A few years ago, I printed a few thousand pages per month on my laser printer. I wore out several of them and used dozens of cartridges and countless cartons of paper. Today, I hardly ever turn my printers on. In many respects I have gone paperless and have readily searchable files in electronic filing cabinets. However, it is not as simple as it sounds. Along with the benefits, there is a downside.
I can remember seeing people on television who had lost all of their personal records. One woman tearfully told a reporter how all of her children’s baby pictures were in the house that they were watching float down a river to certain destruction. A survivor of Hurricane Katrina had also lost all his medical records when his hospital and doctor’s office were distroyed. It was difficult for him to tell doctors what they needed to know to treat him. Having electronic records in their pockets would have helped both of them.
Businesses also save millions of dollars of postage and other costs when they can send out bills via email, and it is easier and cheaper for customers to pay online. There are security concerns, but think of all the forests that can be saved. Yet, email reminders may get lost and there are healthy penalties for failing to pay on time, and people who need receipts must now print their own. Also, if you store your records online, in a cloud somewhere, there is no guarantee that the business will not be discontinued as is happening with Google Health and their online personal health records. Fortunately, for Google Health’s users, Google is giving their customers plenty of time to find alternatives and make an orderly transition.

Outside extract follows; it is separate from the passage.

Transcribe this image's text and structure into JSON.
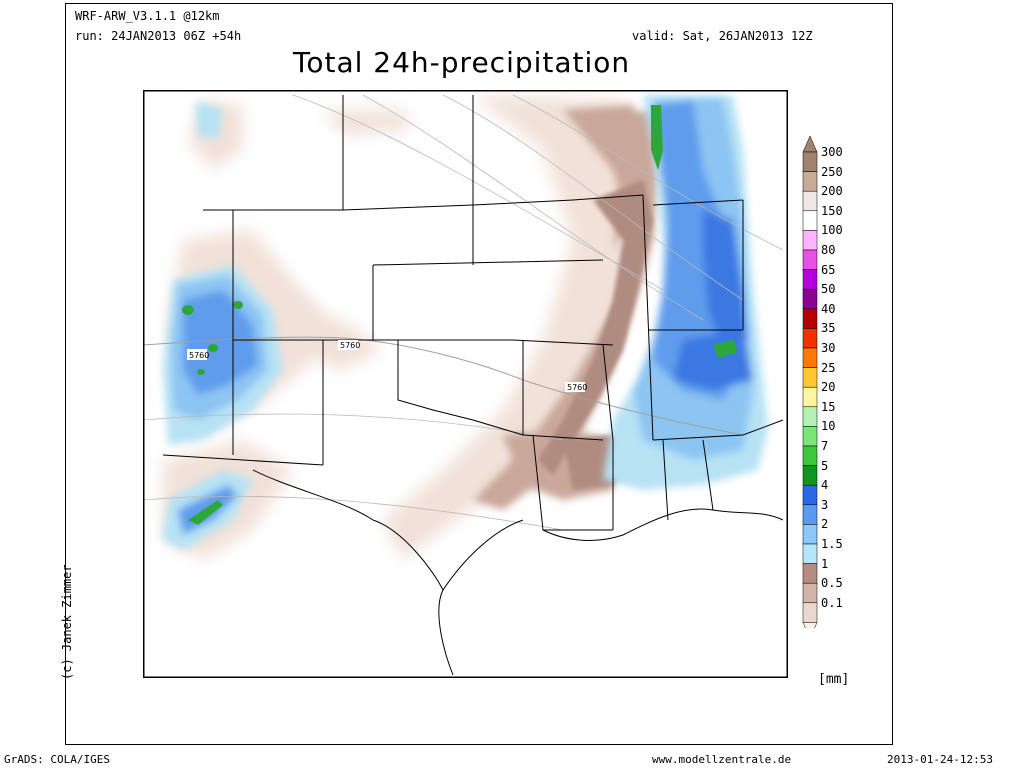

For the do-it-yourself electronic recordkeepers, there is another set of challenges. People who remember 35mm slides, 5-1/4 inch and 3-1/2 inch diskettes, 8-track tape, VHS and music cassettes, and other obsolete media have probably agonized when they found that they no longer had a means of using their old media. When they could find a working machine to read it, they often found that the media had degraded and could no longer be read. Electronic files become corrupted and, at best, it can take a costly commercial or government process to attempt to reconstruct electronic information. It is certainly not possible for the masses.
I have scanners that enable me to convert documents and pictures into digital files. I could not be without them. However, once something is digital, dangers of corrupted files and outdated media need to be addressed. The first time I lost a few pictures on a camera memory card reminded me that everything has a failure mode. Same thing with hard drives that have a lot of moving parts and wear and tear. Then there are CD-ROMs and DVDs. Even if they stay in their jackets and avoid scratches, they will ultimately deteriorate. Molecules constantly jump around and fields from magnetic particles damage adjacent areas on tapes.
Backing up information is extremely important no matter where it resides. Consider the smartphone with the MicroSD card. The phone can be lost or stolen. It can fall into water. However, even electronic solid-state memories have life expectancies like my camera memory card. Some fail prematurely. Same with ubiquitous flash drives. Some memories are consumer grade, designed to last several years; others are commercial grade and cost a large premium, but should be good for ten years or so.
Even experts get surprised. Redundancy is the best way to minimize risk and exposure. Part of a good backup policy says to separate the copies as far as possible. We are reminded of the small company in San Francisco that kept backups on a different floor in the same building. They were lucky, but what if an earthquake had damaged or destroyed the building.